Her cheeks warm, but she doesn’t look away. She just nods once, as if she’s agreeing to something bigger than breakfast.

"Just so you know. I got the Olympic Committee to agree to a reasonable offering. Mostly, they are going to own you for the next winter Olympics. You’re going to be busy with commentary and promotion. Plus, a handful for charity events that you need to make an appearance and donate signed gear for."

"You couldn’t help yourself, could you? You quit and still couldn’t stop working on this."

"I’m no quitter," she says.

"Me either." Then lean over to kiss her one more time.

And for the first time in days, the apartment doesn’t feel empty.
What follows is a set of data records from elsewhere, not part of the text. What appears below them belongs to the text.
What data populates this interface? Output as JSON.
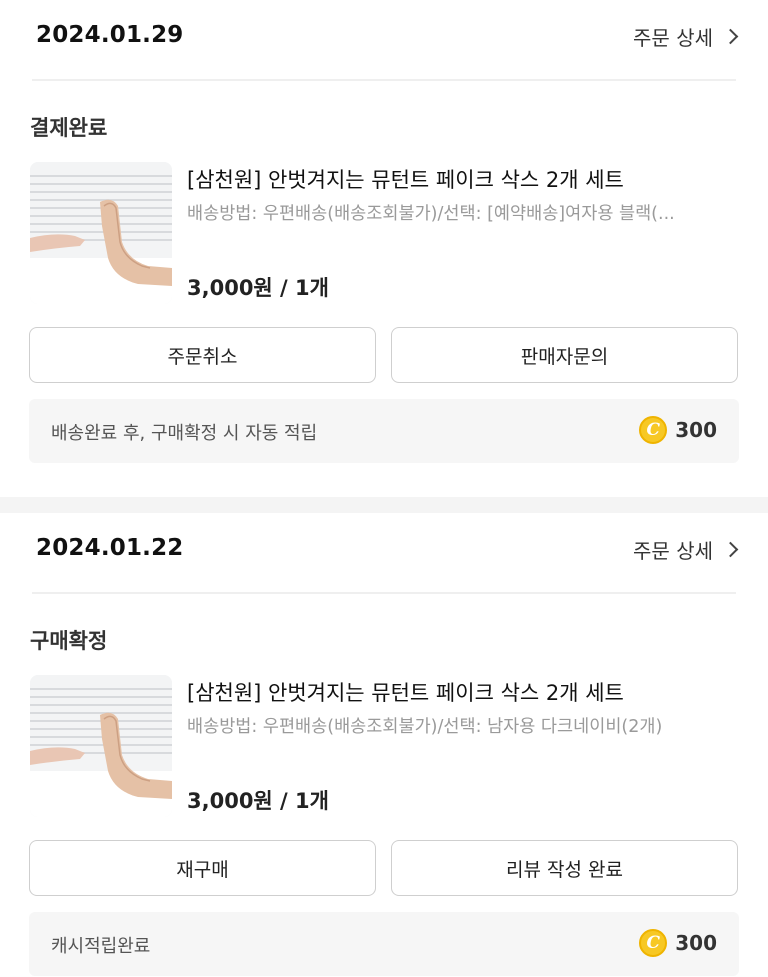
{
  "orders": [
    {
      "date": "2024.01.29",
      "detail_link": "주문 상세",
      "status": "결제완료",
      "product": {
        "title": "[삼천원] 안벗겨지는 뮤턴트 페이크 삭스 2개 세트",
        "option": "배송방법: 우편배송(배송조회불가)/선택: [예약배송]여자용 블랙(...",
        "price": "3,000원 / 1개"
      },
      "buttons": {
        "left": "주문취소",
        "right": "판매자문의"
      },
      "reward": {
        "text": "배송완료 후, 구매확정 시 자동 적립",
        "coin": "C",
        "amount": "300"
      }
    },
    {
      "date": "2024.01.22",
      "detail_link": "주문 상세",
      "status": "구매확정",
      "product": {
        "title": "[삼천원] 안벗겨지는 뮤턴트 페이크 삭스 2개 세트",
        "option": "배송방법: 우편배송(배송조회불가)/선택: 남자용 다크네이비(2개)",
        "price": "3,000원 / 1개"
      },
      "buttons": {
        "left": "재구매",
        "right": "리뷰 작성 완료"
      },
      "reward": {
        "text": "캐시적립완료",
        "coin": "C",
        "amount": "300"
      }
    }
  ],
  "colors": {
    "coin": "#f7c824",
    "section_bg": "#f6f6f6",
    "muted_text": "#9a9a9a"
  }
}
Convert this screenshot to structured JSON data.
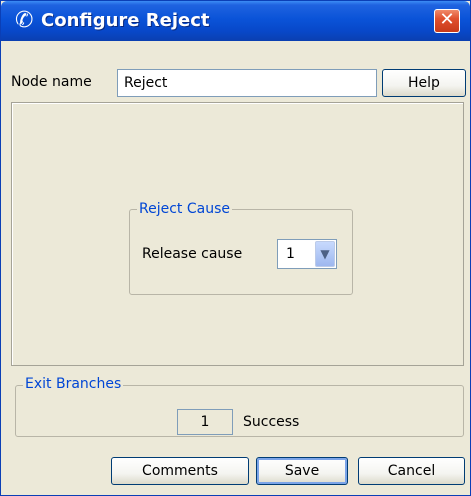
{
  "window": {
    "title": "Configure Reject",
    "close_glyph": "✕",
    "title_icon": "handset-icon"
  },
  "node": {
    "label": "Node name",
    "value": "Reject",
    "help_label": "Help"
  },
  "reject_cause": {
    "legend": "Reject Cause",
    "release_label": "Release cause",
    "release_value": "1"
  },
  "exit_branches": {
    "legend": "Exit Branches",
    "number": "1",
    "label": "Success"
  },
  "buttons": {
    "comments": "Comments",
    "save": "Save",
    "cancel": "Cancel"
  }
}
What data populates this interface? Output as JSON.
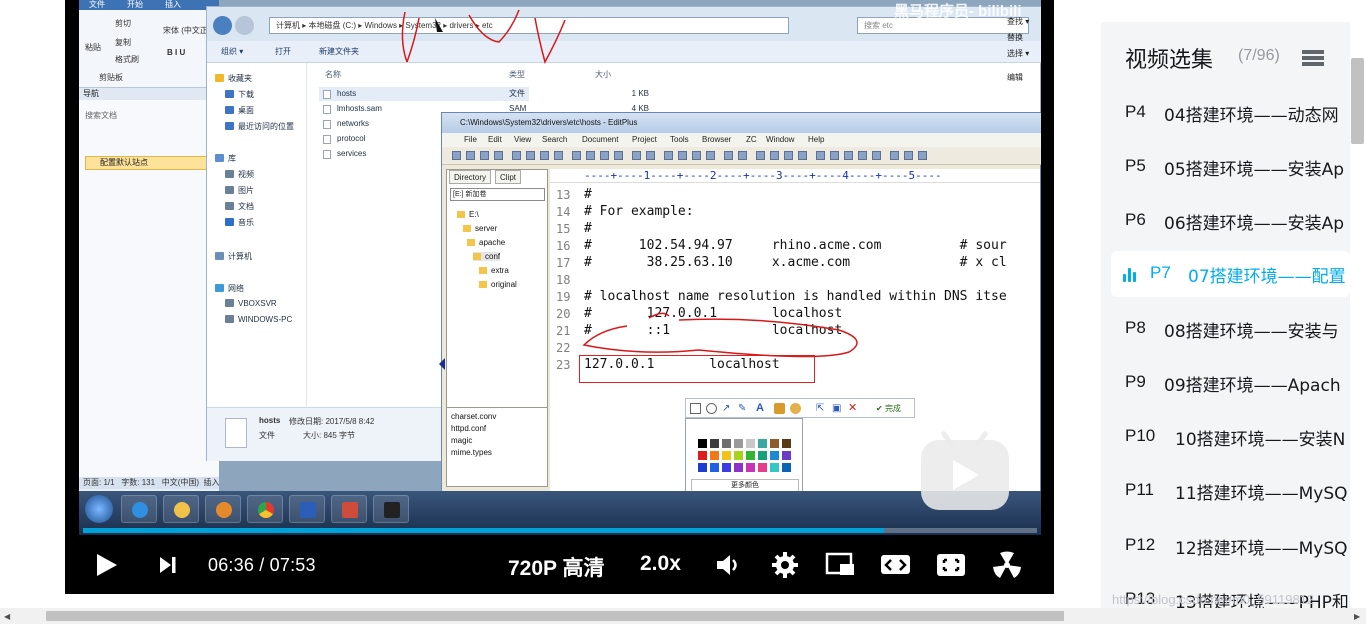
{
  "player": {
    "current_time": "06:36",
    "separator": "/",
    "duration": "07:53",
    "quality": "720P 高清",
    "speed": "2.0x",
    "progress_fraction": 0.84,
    "watermark": "黑马程序员- bilibili",
    "accent": "#00a1d6"
  },
  "video_frame": {
    "word": {
      "tabs": [
        "文件",
        "开始",
        "插入"
      ],
      "clipboard": [
        "剪切",
        "复制",
        "格式刷"
      ],
      "paste": "粘贴",
      "font": "宋体 (中文正",
      "group": "剪贴板",
      "nav_header": "导航",
      "search_doc": "搜索文档",
      "site_item": "配置默认站点",
      "status": [
        "页面: 1/1",
        "字数: 131",
        "中文(中国)",
        "插入"
      ]
    },
    "explorer": {
      "address": [
        "计算机",
        "本地磁盘 (C:)",
        "Windows",
        "System32",
        "drivers",
        "etc"
      ],
      "search_placeholder": "搜索 etc",
      "toolbar": [
        "组织 ▾",
        "打开",
        "新建文件夹"
      ],
      "nav_items": [
        "收藏夹",
        "下载",
        "桌面",
        "最近访问的位置",
        "库",
        "视频",
        "图片",
        "文档",
        "音乐",
        "计算机",
        "网络",
        "VBOXSVR",
        "WINDOWS-PC"
      ],
      "columns": [
        "名称",
        "类型",
        "大小"
      ],
      "files": [
        {
          "name": "hosts",
          "type": "文件",
          "size": "1 KB"
        },
        {
          "name": "lmhosts.sam",
          "type": "SAM 文件",
          "size": "4 KB"
        },
        {
          "name": "networks",
          "type": "",
          "size": ""
        },
        {
          "name": "protocol",
          "type": "",
          "size": ""
        },
        {
          "name": "services",
          "type": "",
          "size": ""
        }
      ],
      "details": {
        "name": "hosts",
        "modified": "修改日期: 2017/5/8 8:42",
        "type": "文件",
        "size": "大小: 845 字节"
      },
      "right_ribbon": [
        "查找 ▾",
        "替换",
        "选择 ▾",
        "编辑"
      ]
    },
    "editplus": {
      "title": "C:\\Windows\\System32\\drivers\\etc\\hosts - EditPlus",
      "menu": [
        "File",
        "Edit",
        "View",
        "Search",
        "Document",
        "Project",
        "Tools",
        "Browser",
        "ZC",
        "Window",
        "Help"
      ],
      "dir_tabs": [
        "Directory",
        "Clipt"
      ],
      "drive": "[E:] 新加卷",
      "tree": [
        "E:\\",
        "server",
        "apache",
        "conf",
        "extra",
        "original"
      ],
      "clip_items": [
        "charset.conv",
        "httpd.conf",
        "magic",
        "mime.types"
      ],
      "ruler": "----+----1----+----2----+----3----+----4----+----5----",
      "lines": [
        {
          "n": "13",
          "t": "#"
        },
        {
          "n": "14",
          "t": "# For example:"
        },
        {
          "n": "15",
          "t": "#"
        },
        {
          "n": "16",
          "t": "#      102.54.94.97     rhino.acme.com          # sour"
        },
        {
          "n": "17",
          "t": "#       38.25.63.10     x.acme.com              # x cl"
        },
        {
          "n": "18",
          "t": ""
        },
        {
          "n": "19",
          "t": "# localhost name resolution is handled within DNS itse"
        },
        {
          "n": "20",
          "t": "#       127.0.0.1       localhost"
        },
        {
          "n": "21",
          "t": "#       ::1             localhost"
        },
        {
          "n": "22",
          "t": ""
        },
        {
          "n": "23",
          "t": "127.0.0.1       localhost"
        }
      ]
    },
    "picker": {
      "done": "完成",
      "more_colors": "更多颜色",
      "colors": [
        "#000000",
        "#3c3c3c",
        "#6e6e6e",
        "#9b9b9b",
        "#c8c8c8",
        "#3aa8a0",
        "#8f5a2c",
        "#5a3a14",
        "#e11c1c",
        "#f07a18",
        "#f3c11c",
        "#a8d21c",
        "#32b432",
        "#18a07a",
        "#1c8ad2",
        "#6a3cc8",
        "#1c3cd2",
        "#2060e6",
        "#3c3ce6",
        "#8c32c8",
        "#c832b4",
        "#e63c8c",
        "#32c8c8",
        "#0a64b4"
      ]
    }
  },
  "episodes": {
    "title": "视频选集",
    "count": "(7/96)",
    "items": [
      {
        "code": "P4",
        "name": "04搭建环境——动态网",
        "active": false
      },
      {
        "code": "P5",
        "name": "05搭建环境——安装Ap",
        "active": false
      },
      {
        "code": "P6",
        "name": "06搭建环境——安装Ap",
        "active": false
      },
      {
        "code": "P7",
        "name": "07搭建环境——配置",
        "active": true
      },
      {
        "code": "P8",
        "name": "08搭建环境——安装与",
        "active": false
      },
      {
        "code": "P9",
        "name": "09搭建环境——Apach",
        "active": false
      },
      {
        "code": "P10",
        "name": "10搭建环境——安装N",
        "active": false
      },
      {
        "code": "P11",
        "name": "11搭建环境——MySQ",
        "active": false
      },
      {
        "code": "P12",
        "name": "12搭建环境——MySQ",
        "active": false
      },
      {
        "code": "P13",
        "name": "13搭建环境——PHP和",
        "active": false
      }
    ],
    "active_color": "#00aeec"
  },
  "footer": {
    "watermark": "https://blog.csdn.net/m0_59119812"
  }
}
It feels like the beginning of something I’ve spent my entire life convincing myself I don’t get to have.

Chapter Thirty-Six

LUKA

The press room smells like damp coats and cheap coffee, like a hundred people came in from the cold and decided breathing the same recycled air was a fair trade for being close enough to ask questions that aren’t really questions.

It’s familiar. The same rows of folding chairs, the same camera tripods, and the same tight cluster of reporters with recorders angled like weapons, each of them hoping they’re the one who gets the quote that turns into tomorrow’s headline.

Only a couple of months ago, before I left for bye-week, this room felt like a trap.

I stood in front of these microphones with a scandal hanging off my name like a shadow I couldn’t step out of, answering thesame questions with the same controlled tone while my body stayed on the ice and my mind stayed somewhere else entirely.

Tonight, we won.

It wasn’t a clean or easy win, but a win nonetheless that gets us closer to the playoffs next month. The kind of win that leaves sweat slick on my spine and the echo of the crowd still vibrating in my bones even after I’ve showered and changed and tried to become a normal person again.

Coach gives me a look in the hallway before I step inside, the same look he always gives when he’s deciding whether he trusts you to be careful with your own mouth.

I’m not careful. He already knows that, and he’s already bracing for what I might say.

The door opens and the noise hits me in a wave. Flashes go off. A few voices call my name at once.